Die Ergebnisse einer randomisierten Studie (A.E. Czeizel et al./1994) zeigen bei 2.471 substituierten Schwangeren im Vergleich zu 2.391 unter Plazebo eine Reduktion der Neuralrohrdefekte von 6 Prozent, Defekte des Urogenitalsystems waren um 7 Prozent und solche des kardiovaskulären Systems um 10 Prozent reduziert bei Multivitaminapplikation.
„Die Pille mit Folat zu kombinieren macht Sinn und ist Primärprävention von embryonaler Missbildung, insbesondere von Neuralrohrdefekten“, konstatierte Holzgreve.

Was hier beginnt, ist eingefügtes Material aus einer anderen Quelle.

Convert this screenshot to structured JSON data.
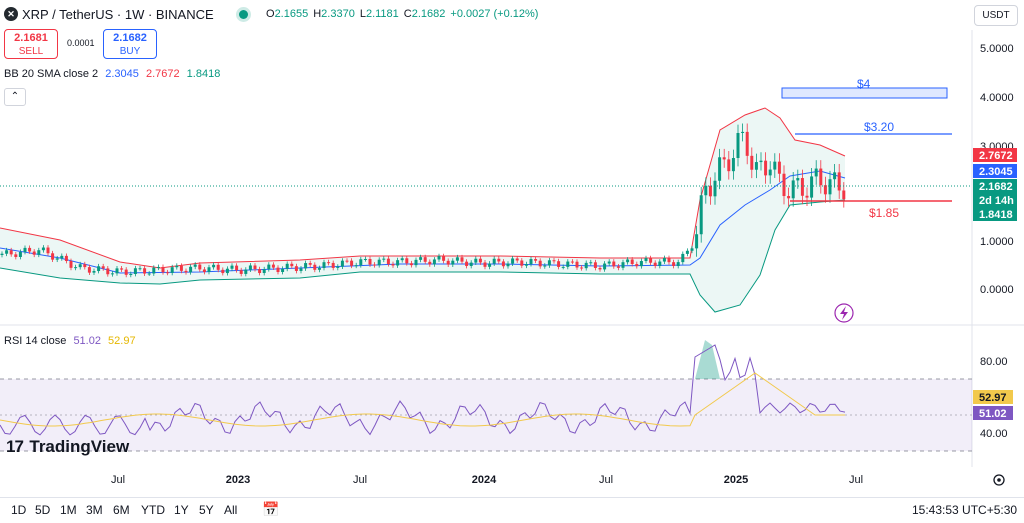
{
  "header": {
    "symbol": "XRP / TetherUS · 1W · BINANCE",
    "icon": "xrp-logo-icon",
    "ohlc": [
      {
        "k": "O",
        "v": "2.1655"
      },
      {
        "k": "H",
        "v": "2.3370"
      },
      {
        "k": "L",
        "v": "2.1181"
      },
      {
        "k": "C",
        "v": "2.1682"
      },
      {
        "k": "",
        "v": "+0.0027 (+0.12%)"
      }
    ],
    "currency": "USDT"
  },
  "trade": {
    "sell_price": "2.1681",
    "sell_label": "SELL",
    "spread": "0.0001",
    "buy_price": "2.1682",
    "buy_label": "BUY"
  },
  "indicators": {
    "bb_label": "BB 20 SMA close 2",
    "bb_basis": "2.3045",
    "bb_upper": "2.7672",
    "bb_lower": "1.8418",
    "rsi_label": "RSI 14 close",
    "rsi_value": "51.02",
    "rsi_ma": "52.97",
    "collapse_icon": "chevron-up-icon"
  },
  "annotations": {
    "level_4": "$4",
    "level_320": "$3.20",
    "level_185": "$1.85"
  },
  "price_axis": [
    "5.0000",
    "4.0000",
    "3.0000",
    "1.0000",
    "0.0000"
  ],
  "price_tags": [
    {
      "label": "2.7672",
      "color": "#f23645"
    },
    {
      "label": "2.3045",
      "color": "#2962ff"
    },
    {
      "label": "2.1682",
      "color": "#089981"
    },
    {
      "label": "2d 14h",
      "color": "#089981"
    },
    {
      "label": "1.8418",
      "color": "#089981"
    }
  ],
  "rsi_axis": [
    "80.00",
    "40.00"
  ],
  "rsi_tags": [
    {
      "label": "52.97",
      "color": "#f2c94c"
    },
    {
      "label": "51.02",
      "color": "#7e57c2"
    }
  ],
  "time_axis": [
    "Jul",
    "2023",
    "Jul",
    "2024",
    "Jul",
    "2025",
    "Jul"
  ],
  "logo": "TradingView",
  "timeframes": [
    "1D",
    "5D",
    "1M",
    "3M",
    "6M",
    "YTD",
    "1Y",
    "5Y",
    "All"
  ],
  "clock": "15:43:53 UTC+5:30",
  "colors": {
    "up": "#089981",
    "down": "#f23645",
    "basis": "#2962ff",
    "rsi": "#7e57c2",
    "rsi_ma": "#f2c94c"
  },
  "chart_data": {
    "type": "candlestick",
    "symbol": "XRP / TetherUS",
    "interval": "1W",
    "price_range": [
      -0.4,
      5.4
    ],
    "series": [
      {
        "name": "BB 20 SMA close 2",
        "values": [
          2.3045,
          2.7672,
          1.8418
        ]
      },
      {
        "name": "RSI 14 close",
        "values": [
          51.02,
          52.97
        ]
      }
    ],
    "levels": [
      4.0,
      3.2,
      1.85
    ]
  }
}
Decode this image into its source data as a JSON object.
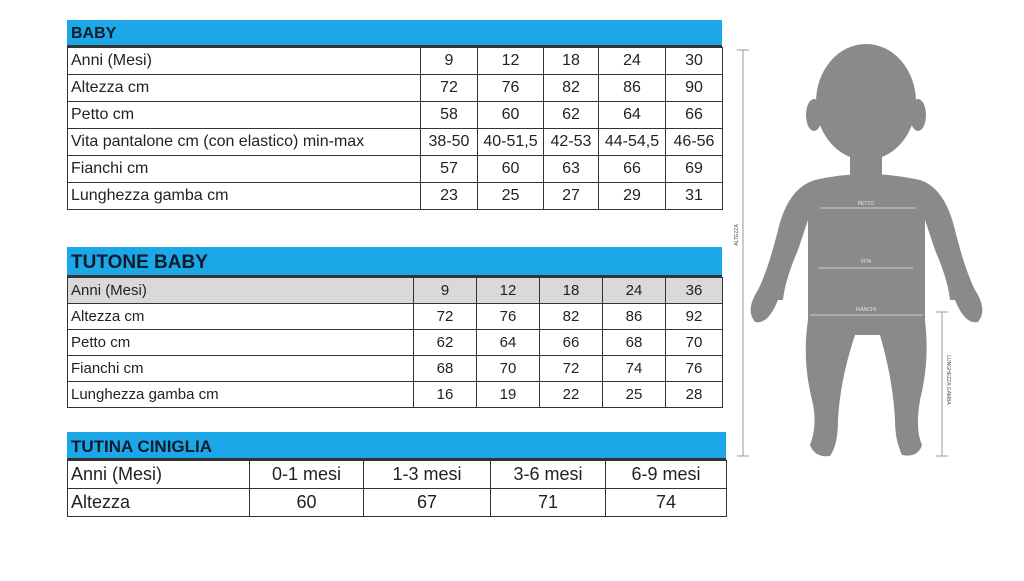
{
  "tables": [
    {
      "title": "BABY",
      "rows": [
        {
          "label": "Anni (Mesi)",
          "values": [
            "9",
            "12",
            "18",
            "24",
            "30"
          ]
        },
        {
          "label": "Altezza cm",
          "values": [
            "72",
            "76",
            "82",
            "86",
            "90"
          ]
        },
        {
          "label": "Petto cm",
          "values": [
            "58",
            "60",
            "62",
            "64",
            "66"
          ]
        },
        {
          "label": "Vita pantalone cm (con elastico) min-max",
          "values": [
            "38-50",
            "40-51,5",
            "42-53",
            "44-54,5",
            "46-56"
          ]
        },
        {
          "label": "Fianchi cm",
          "values": [
            "57",
            "60",
            "63",
            "66",
            "69"
          ]
        },
        {
          "label": "Lunghezza gamba cm",
          "values": [
            "23",
            "25",
            "27",
            "29",
            "31"
          ]
        }
      ]
    },
    {
      "title": "TUTONE BABY",
      "rows": [
        {
          "label": "Anni (Mesi)",
          "values": [
            "9",
            "12",
            "18",
            "24",
            "36"
          ]
        },
        {
          "label": "Altezza cm",
          "values": [
            "72",
            "76",
            "82",
            "86",
            "92"
          ]
        },
        {
          "label": "Petto cm",
          "values": [
            "62",
            "64",
            "66",
            "68",
            "70"
          ]
        },
        {
          "label": "Fianchi cm",
          "values": [
            "68",
            "70",
            "72",
            "74",
            "76"
          ]
        },
        {
          "label": "Lunghezza gamba cm",
          "values": [
            "16",
            "19",
            "22",
            "25",
            "28"
          ]
        }
      ]
    },
    {
      "title": "TUTINA CINIGLIA",
      "rows": [
        {
          "label": "Anni (Mesi)",
          "values": [
            "0-1 mesi",
            "1-3 mesi",
            "3-6 mesi",
            "6-9 mesi"
          ]
        },
        {
          "label": "Altezza",
          "values": [
            "60",
            "67",
            "71",
            "74"
          ]
        }
      ]
    }
  ],
  "figure": {
    "labels": {
      "height": "ALTEZZA",
      "chest": "PETTO",
      "waist": "VITA",
      "hips": "FIANCHI",
      "leg": "LUNGHEZZA GAMBA"
    }
  },
  "colors": {
    "header": "#1ca7e8",
    "silhouette": "#8a8a8a",
    "header_row_gray": "#d9d9d9"
  }
}
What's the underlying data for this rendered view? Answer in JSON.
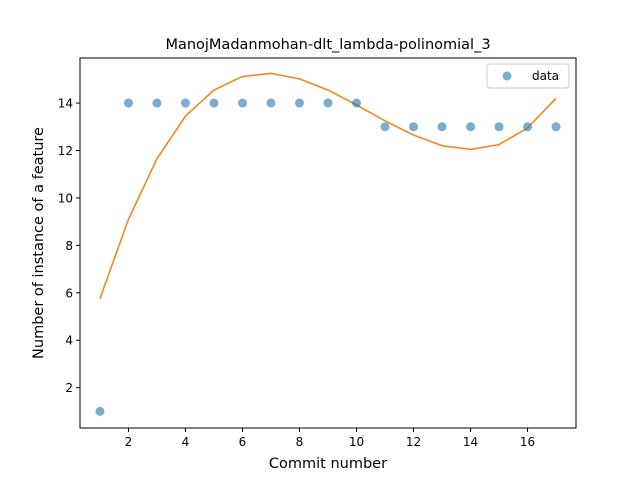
{
  "chart_data": {
    "type": "scatter",
    "title": "ManojMadanmohan-dlt_lambda-polinomial_3",
    "xlabel": "Commit number",
    "ylabel": "Number of instance of a feature",
    "xlim": [
      0.3,
      17.7
    ],
    "ylim": [
      0.3,
      15.9
    ],
    "xticks": [
      2,
      4,
      6,
      8,
      10,
      12,
      14,
      16
    ],
    "yticks": [
      2,
      4,
      6,
      8,
      10,
      12,
      14
    ],
    "grid": false,
    "legend_position": "top-right",
    "series": [
      {
        "name": "data",
        "kind": "scatter",
        "color": "#1f77b4",
        "x": [
          1,
          2,
          3,
          4,
          5,
          6,
          7,
          8,
          9,
          10,
          11,
          12,
          13,
          14,
          15,
          16,
          17
        ],
        "y": [
          1,
          14,
          14,
          14,
          14,
          14,
          14,
          14,
          14,
          14,
          13,
          13,
          13,
          13,
          13,
          13,
          13
        ]
      },
      {
        "kind": "line",
        "color": "#ff7f0e",
        "x": [
          1,
          2,
          3,
          4,
          5,
          6,
          7,
          8,
          9,
          10,
          11,
          12,
          13,
          14,
          15,
          16,
          17
        ],
        "y": [
          5.75,
          9.1,
          11.65,
          13.45,
          14.55,
          15.12,
          15.25,
          15.02,
          14.55,
          13.92,
          13.25,
          12.65,
          12.2,
          12.05,
          12.25,
          12.95,
          14.2
        ]
      }
    ]
  }
}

Ein nicht ausreichender mütterlicher Folatstatus in der perikonzeptionellen Phase hat beträchtliche persönliche und wirtschaftliche Konsequenzen, sagte Dr. Joachim Marr, Global Clinical Development Women´s Healtcare von Bayer Schering Pharma, der die Rationale des PLUS-Konzeptes vorstellte. Mit einer neuen Klasse oraler Kontrazeptiva, denen Folat zugesetzt ist, bestehen adäquate Folatspiegel bereits zu Beginn der Schwangerschaft. Die hohe Compliance und der regelmäßige Besuch beim Gynäkologen bei oraler Kontrazeption bietet den Ärzten eine einzigartige Gelegenheit, die Frauen über die Notwendigkeit einer Folat-Supplementierung zu informieren und deren rechtzeitigen Beginn in die Wege zu leiten. Die Anreicherung der oralen Kontrazeption mit Folat ist eine gezielte Maßnahme, von der die werdenden Mütter und deren Neugeborene am meisten profitieren.